The Office of General Counsel issued the following opinion on August 12, 2005, representing the position of the New York State Insurance Department.

Re: Out of Network Health Coverage.

Question Presented:

Does the Insurance Law require an employer to provide the option for out-of-network health coverage?

Conclusion:

The Insurance Law does not require an employer to provide health insurance coverage to its employees. In addition, even if an employer chooses to do so, the Insurance Law does not specify the types of coverage the employer may provide. The Insurance Law regulates the types of health insurance policies that an insurance company may offer in New York State and thus affects the options available to employers. However, although there are exceptions which require an insurer to provide out-of-network coverage in certain limited, individual circumstances, there is nothing in the Insurance Law to prohibit an insurer from limiting routine coverage under a group policy to in-network service.

Facts:

The inquiry is of a general nature. It is assumed that the question applies to a group health plan provided by an employer to its employees.

Analysis:

The Insurance Law does not require an employer to provide health insurance coverage to its employees. In addition, even if an employer chooses to do so, the Insurance Law does not specify the types of coverage the employer may provide. The Insurance Law regulates the types of health insurance policies that an insurance company may offer in New York State and thus affects the options available to employers. However, there is nothing in the Insurance Law to prohibit an insurer from limiting routine coverage under a group policy to in-network service

There are, however, exceptions which apply in certain limited and individual cases. For example, N.Y. Ins. § 3221 (McKinney Supp. 2005) which regulates the content of group or blanket accident and health insurance contracts, requires every policy which provides medical, major medical or similar comprehensive-type coverage to cover a "second medical opinion by an appropriate specialist . . . in the event of a positive or negative diagnosis of cancer or a recurrence of cancer or a recommendation of a course of treatment for cancer. . ." N.Y. Ins. Law § 3221(k)(9)(A) (McKinney Supp. 2005). In addition, N.Y. Ins. Law § 3221(k)(9)(A)(i), in relevant part, provides that in cases in which an insurer:

requires, or provides financial incentives for, the insured to receive covered services from health care providers participating in a provider network maintained by or under contract with the insurer, the policy shall include coverage for a second medical opinion from a non-participating specialist . . . at no additional cost to the insured beyond what such insured would have paid for services from a participating appropriate specialist.

N.Y. Ins. Law § 3221(k)(9)(A)(i) (McKinney Supp. 2005).

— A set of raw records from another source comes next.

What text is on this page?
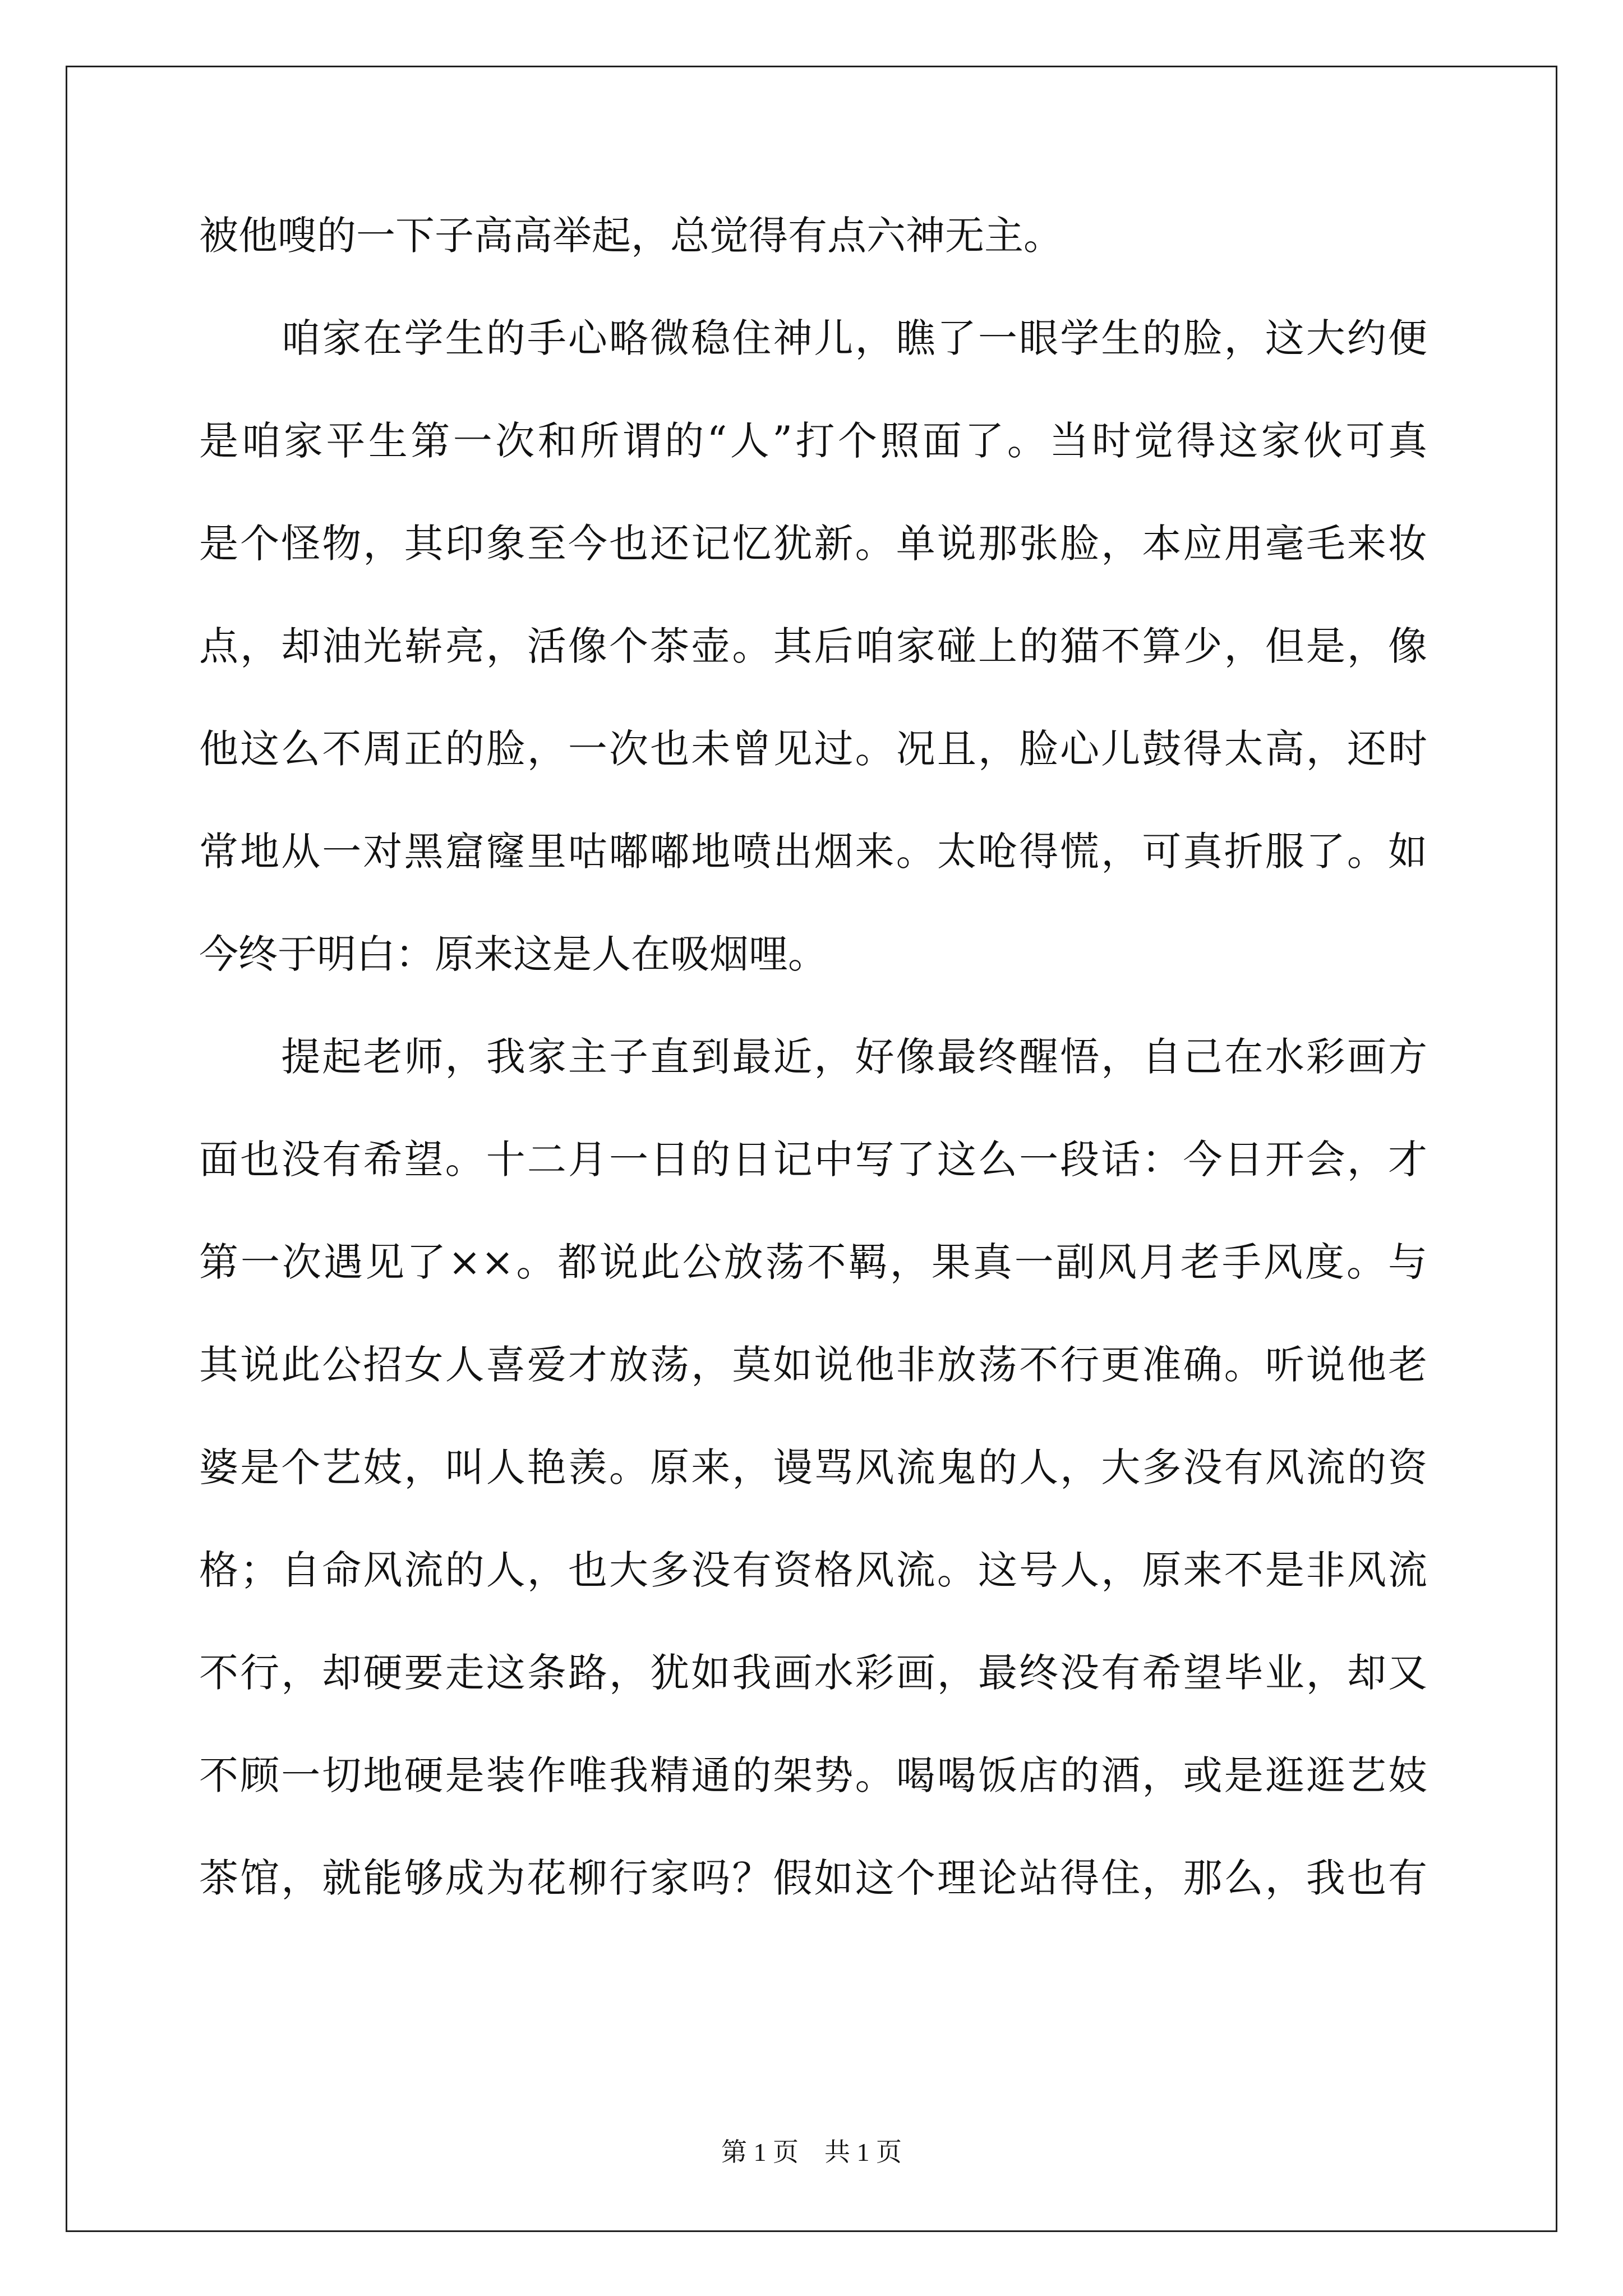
被他嗖的一下子高高举起，总觉得有点六神无主。
　　咱家在学生的手心略微稳住神儿，瞧了一眼学生的脸，这大约便
是咱家平生第一次和所谓的“人”打个照面了。当时觉得这家伙可真
是个怪物，其印象至今也还记忆犹新。单说那张脸，本应用毫毛来妆
点，却油光崭亮，活像个茶壶。其后咱家碰上的猫不算少，但是，像
他这么不周正的脸，一次也未曾见过。况且，脸心儿鼓得太高，还时
常地从一对黑窟窿里咕嘟嘟地喷出烟来。太呛得慌，可真折服了。如
今终于明白：原来这是人在吸烟哩。
　　提起老师，我家主子直到最近，好像最终醒悟，自己在水彩画方
面也没有希望。十二月一日的日记中写了这么一段话：今日开会，才
第一次遇见了××。都说此公放荡不羁，果真一副风月老手风度。与
其说此公招女人喜爱才放荡，莫如说他非放荡不行更准确。听说他老
婆是个艺妓，叫人艳羡。原来，谩骂风流鬼的人，大多没有风流的资
格；自命风流的人，也大多没有资格风流。这号人，原来不是非风流
不行，却硬要走这条路，犹如我画水彩画，最终没有希望毕业，却又
不顾一切地硬是装作唯我精通的架势。喝喝饭店的酒，或是逛逛艺妓
茶馆，就能够成为花柳行家吗？假如这个理论站得住，那么，我也有
第 1 页　共 1 页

N.Y. Ins. Law § 4303(w)(1) (McKinney Supp. 2005) contains similar provisions with respect to non-profit health plans and HMOs.1

In addition, with respect to managed care contracts, N.Y. Ins. Law § 4804(a) (McKinney 2000) provides that:

if the insurer does not have a health care provider in the in-network benefits portion of its network with appropriate training and experience to meet the particular health needs of an insured, the insurer shall make a referral to an appropriate provider . . . at no additional cost to the insured beyond what the insured would otherwise pay for services received within the network.

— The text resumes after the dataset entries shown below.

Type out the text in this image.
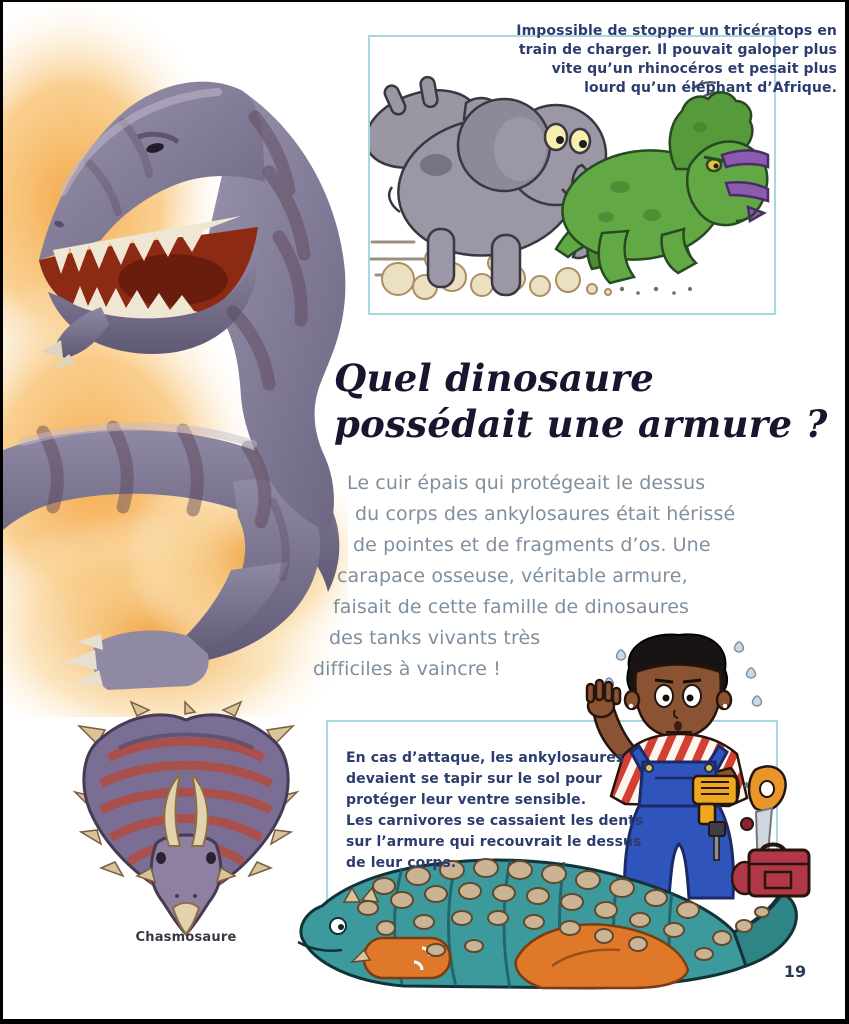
Impossible de stopper un tricératops en
train de charger. Il pouvait galoper plus
vite qu’un rhinocéros et pesait plus
lourd qu’un éléphant d’Afrique.
Quel dinosaure
possédait une armure ?
Le cuir épais qui protégeait le dessus
du corps des ankylosaures était hérissé
de pointes et de fragments d’os. Une
carapace osseuse, véritable armure,
faisait de cette famille de dinosaures
des tanks vivants très
difficiles à vaincre !
Chasmosaure
En cas d’attaque, les ankylosaures
devaient se tapir sur le sol pour
protéger leur ventre sensible.
Les carnivores se cassaient les dents
sur l’armure qui recouvrait le dessus
de leur corps.
19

N.Y. Pub. Hlth Law § 4403(6)(a) (McKinney 2002) contains a similar provision with respect to health maintenance organizations (HMOs).

This opinion is limited to an interpretation of the Insurance Law and does not offer any opinion with respect to any other law. Any questions regarding any regulation of the employer are best directed to the New York State Department of Labor.

For further information you may contact Assistant Counsel Brenda M. Gibbs at the Albany Office.


1  In accordance with New York Public Health Law § 4406(1) (McKinney Supp. 2005), subscriber contracts of HMOs are regulated by the Insurance Department as if they were subscriber contracts of not-for-profit insurers.